In The Book of Vegetarian Cooking by Ted Smart I came across this pâtè recipe which sounded similar to the Baba Ganoush I sometimes buy to go with my oatcakes. Given that I’d buy Baba Ganoush more often if it was less expensive I decided this had to be tried. As often seems to be the case, something I’d assumed would be fiddly turned out to be incredibly easy, basically bake the aubergine and then peel it and purée with the rest of the ingredients. I was pleased before I even subjected it to the taste test as, for around the same price as the Baba Ganoush I usually buy, I had about three times the volume of pâté. Tasting it I was pretty happy too, eating my way through this is going to be no hardship at all. I actually like the consistency more than that of my usual bought option, mine is less wet. The flavour isn’t quite as nice as that of the Baba Ganoush, I’d like a little more lemon and less garam masala or possibly different spices; I’ll take a cheeky look at what I buy and then have a play with the recipe. I will make this again.

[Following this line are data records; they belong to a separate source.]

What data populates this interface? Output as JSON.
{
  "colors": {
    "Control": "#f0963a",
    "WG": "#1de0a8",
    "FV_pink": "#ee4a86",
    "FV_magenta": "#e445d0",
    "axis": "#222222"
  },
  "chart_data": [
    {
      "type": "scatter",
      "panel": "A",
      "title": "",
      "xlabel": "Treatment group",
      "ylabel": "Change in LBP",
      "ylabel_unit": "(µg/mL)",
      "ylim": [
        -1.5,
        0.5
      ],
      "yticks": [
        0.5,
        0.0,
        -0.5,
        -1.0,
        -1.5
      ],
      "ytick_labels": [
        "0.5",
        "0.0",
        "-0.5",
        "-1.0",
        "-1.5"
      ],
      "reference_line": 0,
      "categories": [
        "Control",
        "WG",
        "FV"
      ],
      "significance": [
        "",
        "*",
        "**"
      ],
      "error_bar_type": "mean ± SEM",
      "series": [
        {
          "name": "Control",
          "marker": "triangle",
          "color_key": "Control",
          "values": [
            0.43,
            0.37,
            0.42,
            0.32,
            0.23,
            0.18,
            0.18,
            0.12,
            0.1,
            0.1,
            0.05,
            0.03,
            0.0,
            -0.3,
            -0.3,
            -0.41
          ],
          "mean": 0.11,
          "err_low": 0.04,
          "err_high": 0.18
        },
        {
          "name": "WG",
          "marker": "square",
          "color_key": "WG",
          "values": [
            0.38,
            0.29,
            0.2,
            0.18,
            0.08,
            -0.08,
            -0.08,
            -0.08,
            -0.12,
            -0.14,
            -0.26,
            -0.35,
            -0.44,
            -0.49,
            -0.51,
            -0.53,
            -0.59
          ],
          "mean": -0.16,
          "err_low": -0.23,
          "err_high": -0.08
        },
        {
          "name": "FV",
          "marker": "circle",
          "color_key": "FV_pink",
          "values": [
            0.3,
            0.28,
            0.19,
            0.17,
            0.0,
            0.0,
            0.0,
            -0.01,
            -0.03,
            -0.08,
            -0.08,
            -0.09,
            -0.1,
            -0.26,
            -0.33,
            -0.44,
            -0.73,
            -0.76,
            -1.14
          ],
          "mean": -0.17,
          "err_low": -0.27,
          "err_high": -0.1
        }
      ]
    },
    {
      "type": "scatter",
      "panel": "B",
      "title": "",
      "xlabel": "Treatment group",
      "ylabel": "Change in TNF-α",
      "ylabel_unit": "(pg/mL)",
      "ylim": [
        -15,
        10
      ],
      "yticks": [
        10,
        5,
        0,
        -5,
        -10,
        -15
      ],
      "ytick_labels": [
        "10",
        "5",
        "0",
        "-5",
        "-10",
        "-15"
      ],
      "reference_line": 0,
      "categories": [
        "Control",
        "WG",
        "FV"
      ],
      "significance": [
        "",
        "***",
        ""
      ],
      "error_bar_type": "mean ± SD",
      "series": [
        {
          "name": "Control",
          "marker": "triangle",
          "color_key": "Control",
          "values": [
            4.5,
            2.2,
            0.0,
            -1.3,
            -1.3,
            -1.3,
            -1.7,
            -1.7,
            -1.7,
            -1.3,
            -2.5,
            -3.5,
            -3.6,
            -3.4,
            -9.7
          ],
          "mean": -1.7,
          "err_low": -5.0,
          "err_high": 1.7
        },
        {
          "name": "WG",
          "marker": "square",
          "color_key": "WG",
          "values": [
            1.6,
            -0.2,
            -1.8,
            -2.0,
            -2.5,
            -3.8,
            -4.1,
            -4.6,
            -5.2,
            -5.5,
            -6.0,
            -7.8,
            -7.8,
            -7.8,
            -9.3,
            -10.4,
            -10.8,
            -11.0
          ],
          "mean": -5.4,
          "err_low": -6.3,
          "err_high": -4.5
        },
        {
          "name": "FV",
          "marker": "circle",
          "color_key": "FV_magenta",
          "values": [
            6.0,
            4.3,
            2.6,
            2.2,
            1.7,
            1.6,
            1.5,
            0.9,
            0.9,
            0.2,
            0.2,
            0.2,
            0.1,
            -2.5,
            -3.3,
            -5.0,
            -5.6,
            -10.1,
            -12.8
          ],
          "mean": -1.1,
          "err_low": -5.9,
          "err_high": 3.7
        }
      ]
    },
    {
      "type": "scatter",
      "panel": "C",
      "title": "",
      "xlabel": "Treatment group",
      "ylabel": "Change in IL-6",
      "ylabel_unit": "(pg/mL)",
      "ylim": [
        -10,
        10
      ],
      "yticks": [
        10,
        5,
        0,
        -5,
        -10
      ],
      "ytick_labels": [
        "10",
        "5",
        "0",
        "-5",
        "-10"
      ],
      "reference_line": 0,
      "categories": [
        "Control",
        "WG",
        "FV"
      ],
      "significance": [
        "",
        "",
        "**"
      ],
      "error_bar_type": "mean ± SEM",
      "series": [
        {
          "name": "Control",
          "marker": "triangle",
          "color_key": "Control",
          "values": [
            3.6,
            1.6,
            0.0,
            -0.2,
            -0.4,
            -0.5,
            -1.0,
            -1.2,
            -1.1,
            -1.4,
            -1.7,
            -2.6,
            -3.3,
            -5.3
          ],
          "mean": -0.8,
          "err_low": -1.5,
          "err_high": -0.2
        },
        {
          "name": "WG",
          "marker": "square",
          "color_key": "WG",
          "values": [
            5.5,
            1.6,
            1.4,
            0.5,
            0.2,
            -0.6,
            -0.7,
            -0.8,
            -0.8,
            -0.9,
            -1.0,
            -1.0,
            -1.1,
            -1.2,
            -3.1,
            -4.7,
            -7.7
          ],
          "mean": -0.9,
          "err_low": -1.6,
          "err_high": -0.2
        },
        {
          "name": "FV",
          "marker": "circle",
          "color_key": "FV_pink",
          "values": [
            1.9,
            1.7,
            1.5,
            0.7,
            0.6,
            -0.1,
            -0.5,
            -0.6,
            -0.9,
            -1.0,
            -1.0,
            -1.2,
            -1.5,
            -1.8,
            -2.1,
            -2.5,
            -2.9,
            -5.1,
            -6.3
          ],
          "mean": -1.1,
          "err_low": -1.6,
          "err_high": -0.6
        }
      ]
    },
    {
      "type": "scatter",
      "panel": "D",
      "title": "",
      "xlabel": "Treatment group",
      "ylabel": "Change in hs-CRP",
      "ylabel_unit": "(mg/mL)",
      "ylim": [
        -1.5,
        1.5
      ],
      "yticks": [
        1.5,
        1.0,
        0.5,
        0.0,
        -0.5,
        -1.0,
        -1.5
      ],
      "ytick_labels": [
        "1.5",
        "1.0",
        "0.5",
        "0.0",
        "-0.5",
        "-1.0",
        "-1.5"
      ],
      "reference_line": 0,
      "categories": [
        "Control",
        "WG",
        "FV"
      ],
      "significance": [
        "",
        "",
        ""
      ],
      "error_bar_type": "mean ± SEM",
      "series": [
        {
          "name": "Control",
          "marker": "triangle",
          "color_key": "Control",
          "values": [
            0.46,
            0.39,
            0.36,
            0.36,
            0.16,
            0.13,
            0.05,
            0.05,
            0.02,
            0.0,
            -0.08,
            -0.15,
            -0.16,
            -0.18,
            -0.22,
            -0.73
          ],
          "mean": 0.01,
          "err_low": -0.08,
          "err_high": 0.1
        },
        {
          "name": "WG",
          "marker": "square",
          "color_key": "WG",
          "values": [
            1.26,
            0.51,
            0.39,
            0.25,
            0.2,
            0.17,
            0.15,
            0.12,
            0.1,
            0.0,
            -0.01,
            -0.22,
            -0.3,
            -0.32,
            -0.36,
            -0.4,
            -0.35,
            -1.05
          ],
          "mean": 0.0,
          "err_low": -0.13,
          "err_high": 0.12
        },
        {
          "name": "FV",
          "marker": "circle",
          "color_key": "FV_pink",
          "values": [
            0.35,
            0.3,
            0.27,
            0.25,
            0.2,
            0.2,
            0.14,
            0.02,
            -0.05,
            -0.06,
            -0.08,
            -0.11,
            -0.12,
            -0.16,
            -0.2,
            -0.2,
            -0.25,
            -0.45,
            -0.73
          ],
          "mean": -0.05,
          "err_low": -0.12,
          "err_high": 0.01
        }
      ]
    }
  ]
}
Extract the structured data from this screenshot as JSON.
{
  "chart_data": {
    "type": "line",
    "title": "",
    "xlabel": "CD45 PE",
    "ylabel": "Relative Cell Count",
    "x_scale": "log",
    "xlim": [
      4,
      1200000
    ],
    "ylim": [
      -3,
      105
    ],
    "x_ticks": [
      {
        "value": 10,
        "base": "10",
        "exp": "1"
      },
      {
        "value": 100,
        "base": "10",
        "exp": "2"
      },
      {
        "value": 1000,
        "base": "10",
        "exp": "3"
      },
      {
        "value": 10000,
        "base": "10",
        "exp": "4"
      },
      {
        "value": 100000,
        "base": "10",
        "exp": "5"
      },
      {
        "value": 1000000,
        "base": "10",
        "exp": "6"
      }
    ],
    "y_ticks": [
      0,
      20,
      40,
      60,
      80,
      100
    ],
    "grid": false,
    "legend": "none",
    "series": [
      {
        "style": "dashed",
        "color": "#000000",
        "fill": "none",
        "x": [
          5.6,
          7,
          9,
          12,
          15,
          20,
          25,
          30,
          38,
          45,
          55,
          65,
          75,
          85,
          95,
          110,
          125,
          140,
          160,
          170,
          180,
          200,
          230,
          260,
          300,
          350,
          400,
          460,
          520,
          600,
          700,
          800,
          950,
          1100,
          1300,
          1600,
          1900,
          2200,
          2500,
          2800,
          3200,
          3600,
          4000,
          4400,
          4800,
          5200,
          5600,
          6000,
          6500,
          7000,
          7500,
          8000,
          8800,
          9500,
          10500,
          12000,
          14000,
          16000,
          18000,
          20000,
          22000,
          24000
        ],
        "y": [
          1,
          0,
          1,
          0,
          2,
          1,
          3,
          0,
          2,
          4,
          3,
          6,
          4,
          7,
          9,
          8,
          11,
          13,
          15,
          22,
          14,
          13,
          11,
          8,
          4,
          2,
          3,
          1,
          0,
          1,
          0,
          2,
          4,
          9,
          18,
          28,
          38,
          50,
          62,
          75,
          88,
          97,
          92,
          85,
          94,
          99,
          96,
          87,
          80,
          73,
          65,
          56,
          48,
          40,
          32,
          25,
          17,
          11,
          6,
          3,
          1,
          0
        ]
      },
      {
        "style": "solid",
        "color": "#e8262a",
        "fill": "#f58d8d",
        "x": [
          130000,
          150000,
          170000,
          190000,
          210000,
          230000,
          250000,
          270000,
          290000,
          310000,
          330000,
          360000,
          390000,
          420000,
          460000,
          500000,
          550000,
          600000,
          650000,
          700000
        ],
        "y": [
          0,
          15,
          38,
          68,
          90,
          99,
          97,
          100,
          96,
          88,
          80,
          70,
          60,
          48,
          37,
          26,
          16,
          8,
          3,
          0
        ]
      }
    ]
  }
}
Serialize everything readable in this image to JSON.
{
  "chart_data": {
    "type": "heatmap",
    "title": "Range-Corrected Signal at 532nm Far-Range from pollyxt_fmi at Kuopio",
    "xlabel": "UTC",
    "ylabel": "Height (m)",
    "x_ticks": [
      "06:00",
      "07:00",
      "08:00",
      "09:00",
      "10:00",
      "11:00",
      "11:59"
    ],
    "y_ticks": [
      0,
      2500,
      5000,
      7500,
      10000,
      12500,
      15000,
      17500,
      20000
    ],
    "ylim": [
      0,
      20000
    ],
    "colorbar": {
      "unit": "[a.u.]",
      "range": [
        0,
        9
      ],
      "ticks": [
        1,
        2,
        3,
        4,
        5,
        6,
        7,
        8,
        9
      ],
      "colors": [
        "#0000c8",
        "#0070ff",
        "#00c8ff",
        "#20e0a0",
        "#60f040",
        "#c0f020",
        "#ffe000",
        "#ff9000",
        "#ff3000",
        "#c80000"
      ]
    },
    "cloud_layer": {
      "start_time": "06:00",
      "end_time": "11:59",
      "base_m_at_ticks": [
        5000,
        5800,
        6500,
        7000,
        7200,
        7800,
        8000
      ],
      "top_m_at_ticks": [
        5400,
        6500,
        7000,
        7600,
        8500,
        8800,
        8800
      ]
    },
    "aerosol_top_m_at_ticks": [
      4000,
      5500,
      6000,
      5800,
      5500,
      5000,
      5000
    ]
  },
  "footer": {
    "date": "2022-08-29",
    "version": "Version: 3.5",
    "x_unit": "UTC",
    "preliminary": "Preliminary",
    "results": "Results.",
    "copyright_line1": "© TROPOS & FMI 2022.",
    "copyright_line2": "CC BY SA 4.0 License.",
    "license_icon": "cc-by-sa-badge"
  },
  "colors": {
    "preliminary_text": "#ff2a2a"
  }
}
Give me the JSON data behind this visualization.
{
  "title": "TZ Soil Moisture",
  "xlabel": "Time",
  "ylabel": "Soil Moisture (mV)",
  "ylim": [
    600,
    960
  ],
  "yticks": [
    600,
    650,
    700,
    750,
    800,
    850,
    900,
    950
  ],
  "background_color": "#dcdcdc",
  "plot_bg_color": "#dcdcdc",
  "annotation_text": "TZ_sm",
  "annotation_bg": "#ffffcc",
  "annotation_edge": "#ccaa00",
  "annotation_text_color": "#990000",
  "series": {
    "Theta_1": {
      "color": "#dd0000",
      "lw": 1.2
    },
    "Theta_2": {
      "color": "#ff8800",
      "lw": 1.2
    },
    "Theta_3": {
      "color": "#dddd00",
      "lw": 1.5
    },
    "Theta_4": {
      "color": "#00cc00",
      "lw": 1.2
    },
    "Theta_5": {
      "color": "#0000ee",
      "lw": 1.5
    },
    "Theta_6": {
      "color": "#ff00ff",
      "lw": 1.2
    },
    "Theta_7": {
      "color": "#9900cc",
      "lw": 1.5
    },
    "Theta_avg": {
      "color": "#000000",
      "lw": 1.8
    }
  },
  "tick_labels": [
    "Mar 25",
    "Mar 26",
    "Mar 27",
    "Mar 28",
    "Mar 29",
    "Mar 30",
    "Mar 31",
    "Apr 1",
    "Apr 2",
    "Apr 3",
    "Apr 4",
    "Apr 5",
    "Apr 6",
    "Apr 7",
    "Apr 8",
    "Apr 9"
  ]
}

5 out of 5 for ease of making

3.5 out of 5 for flavour

Banana, Date and Walnut Cake

Published March 4, 2014 by Storm

There are certain dates over the course of a work year when I feel the need to ply my colleagues with cake.  Monday was one of those days.  I considered trying a new cake recipe but, wanting one cake to suit vegans and non-vegans alike, I decided to play it safe with one of my own creations which has become a reliable fall back over the years.

This is it:


3 medium bananas

5oz self-raising flour (I use wholemeal)

4oz sunflower spread (choose one with a low water content)

4oz sugar (I normally use soft brown)

1oz pitted dates

1oz walnut halves


Preheat oven to 180°C/gas mark 4.

Thoroughly mix all ingredients in a food processor.

Lightly grease a 1lb loaf tin, pour the cake mix into the tin.

Bake for around 45 minutes, until a skewer or smooth knife comes out clean after poking into the centre of the cake.

Allow to cool in the tin for about 15 minutes, then turn out onto a wire rack to finish cooling.